During the last century, we became increasingly over reliant on left brain logic, to help solve problems, get us out of financial fixes and provide health solutions. But over the last 10 years or so, we have started to see that logic alone doesn’t solve everything.

Successful leaders, whatever organisation they are part of, understand the art of unlocking creativity and skilfully weaving ideas into a tangible form. They recruit the best that the left brain has to offer, with the adaptability and innovation of the right brain, to produce amazing outcomes and cutting edge services and products.

When talking about leadership, Margaret Wheatley makes this clear:

“If we don’t start to learn as leaders who people are, what they are capable of, what their potential is, how creative most people can be… then we are not going to succeed. A profound shift in our culture has to take place… that evokes our creativity and brings out the best of each person’s talent”

The Coaching profession really understands this, and it’s not just the realm of leadership and executive coaching. Supporting a creative vision while it is developing, protecting it during its fragile, seed like state and helping it grow, is a key role for all coaches, whether they work with small businesses, large corporations or with individuals wanting to write their first book.

Many of us have ideas.Unless we take steps to translate that into reality, it’s just an idea.

Coaching is often used to help generate ideas or vision, however coming up with an idea is often the easy part, translating that idea into reality, is much harder. At the start, a good coach will help people to clarify their idea or vision. This will include “testing” the idea both theoretically and practically. Coaches help people to see how their idea or vision will fit with their lives or the wider business.

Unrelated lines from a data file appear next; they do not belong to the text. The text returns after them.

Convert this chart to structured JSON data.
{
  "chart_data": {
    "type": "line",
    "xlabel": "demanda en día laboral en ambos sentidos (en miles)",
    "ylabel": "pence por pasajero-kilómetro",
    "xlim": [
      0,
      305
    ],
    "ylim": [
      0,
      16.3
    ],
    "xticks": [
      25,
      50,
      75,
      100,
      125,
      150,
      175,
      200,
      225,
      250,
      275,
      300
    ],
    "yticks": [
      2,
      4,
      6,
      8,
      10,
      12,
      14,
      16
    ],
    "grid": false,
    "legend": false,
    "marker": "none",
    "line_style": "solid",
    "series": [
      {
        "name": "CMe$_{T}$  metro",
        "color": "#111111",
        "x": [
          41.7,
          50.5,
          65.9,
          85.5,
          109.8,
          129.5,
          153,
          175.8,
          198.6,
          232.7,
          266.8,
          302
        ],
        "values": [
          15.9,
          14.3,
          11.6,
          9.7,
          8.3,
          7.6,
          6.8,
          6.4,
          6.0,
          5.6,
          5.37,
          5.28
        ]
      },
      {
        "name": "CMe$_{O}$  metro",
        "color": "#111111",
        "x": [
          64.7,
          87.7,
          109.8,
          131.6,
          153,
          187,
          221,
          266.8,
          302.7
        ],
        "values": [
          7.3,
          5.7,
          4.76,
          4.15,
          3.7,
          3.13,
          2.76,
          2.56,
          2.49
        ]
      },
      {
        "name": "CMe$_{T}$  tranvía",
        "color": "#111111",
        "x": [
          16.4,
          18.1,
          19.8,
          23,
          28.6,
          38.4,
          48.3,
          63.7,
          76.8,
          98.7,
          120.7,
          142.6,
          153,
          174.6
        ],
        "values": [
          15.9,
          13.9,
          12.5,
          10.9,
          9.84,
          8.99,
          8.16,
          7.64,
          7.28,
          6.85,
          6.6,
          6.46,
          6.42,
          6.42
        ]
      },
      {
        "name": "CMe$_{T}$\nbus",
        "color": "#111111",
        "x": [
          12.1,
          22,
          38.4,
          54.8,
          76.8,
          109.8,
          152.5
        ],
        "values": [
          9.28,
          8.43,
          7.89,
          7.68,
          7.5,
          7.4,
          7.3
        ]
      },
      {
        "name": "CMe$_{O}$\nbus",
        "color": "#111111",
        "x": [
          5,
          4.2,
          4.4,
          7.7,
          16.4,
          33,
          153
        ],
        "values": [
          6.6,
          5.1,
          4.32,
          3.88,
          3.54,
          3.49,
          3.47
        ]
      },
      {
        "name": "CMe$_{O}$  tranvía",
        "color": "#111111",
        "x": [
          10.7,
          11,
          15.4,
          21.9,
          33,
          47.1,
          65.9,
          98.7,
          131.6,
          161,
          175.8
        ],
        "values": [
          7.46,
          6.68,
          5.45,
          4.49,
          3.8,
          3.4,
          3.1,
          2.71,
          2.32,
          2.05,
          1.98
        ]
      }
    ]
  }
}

This is all part of a creative process which is not linear and hops between the left and right sides of the brain. A skilled coach will help the “corpus callosum” get really toned up (this is the part of the brain which connects the left and right hemispheres and its essential when trying to turn right brain creative ideas into reality). Skillful questioning, alongside on-going visioning is key to turning the “intangible” into a tangible form, whatever that may be.

During this process, many fears and barriers will surface. This might include tackling any negativity which surfaces, for example: “we don’t have the resources or time to do this” or “management will never buy into this” or “I just don’t have any space in my life to write” or “I’m not good enough”. Whether they belong to an individual or a team, a coach will help identify the barriers and work to reduce them or find ways round.

When faced with the enormity of bringing an idea to life, overwhelm often sets in and can cause all sorts of challenges including procrastination, self-doubt and self-sabotage. Coaches understand how to overcome these common problems and support people by breaking down tasks into achievable steps and maintaining accountability so that people keep going. Generating a time bounded, structured plan which allows the flexibility that emerging ideas require, is one of coaching’s major strengths.

Making sure that the plan is understood by all and time isn’t wasted by mis-understandings is crucial. Issues arising from poor interpretation and communication can also hinder moral. A coach will, therefore, help ensure that communication is maintained between all key parties involved. This might include the development of a common language, which is often needed when developing something completely new.

Coaching received from an experienced, adaptable, accredited coach will ensure that the process of translating a vision into a strategy is understood by all and that momentum is maintained. Sometimes, things take time to emerge, but unless momentum of some sort is maintained, those great ideas will never become more than scribbles of red marker pen, on flip chart paper, hidden at the back of the filing cabinet.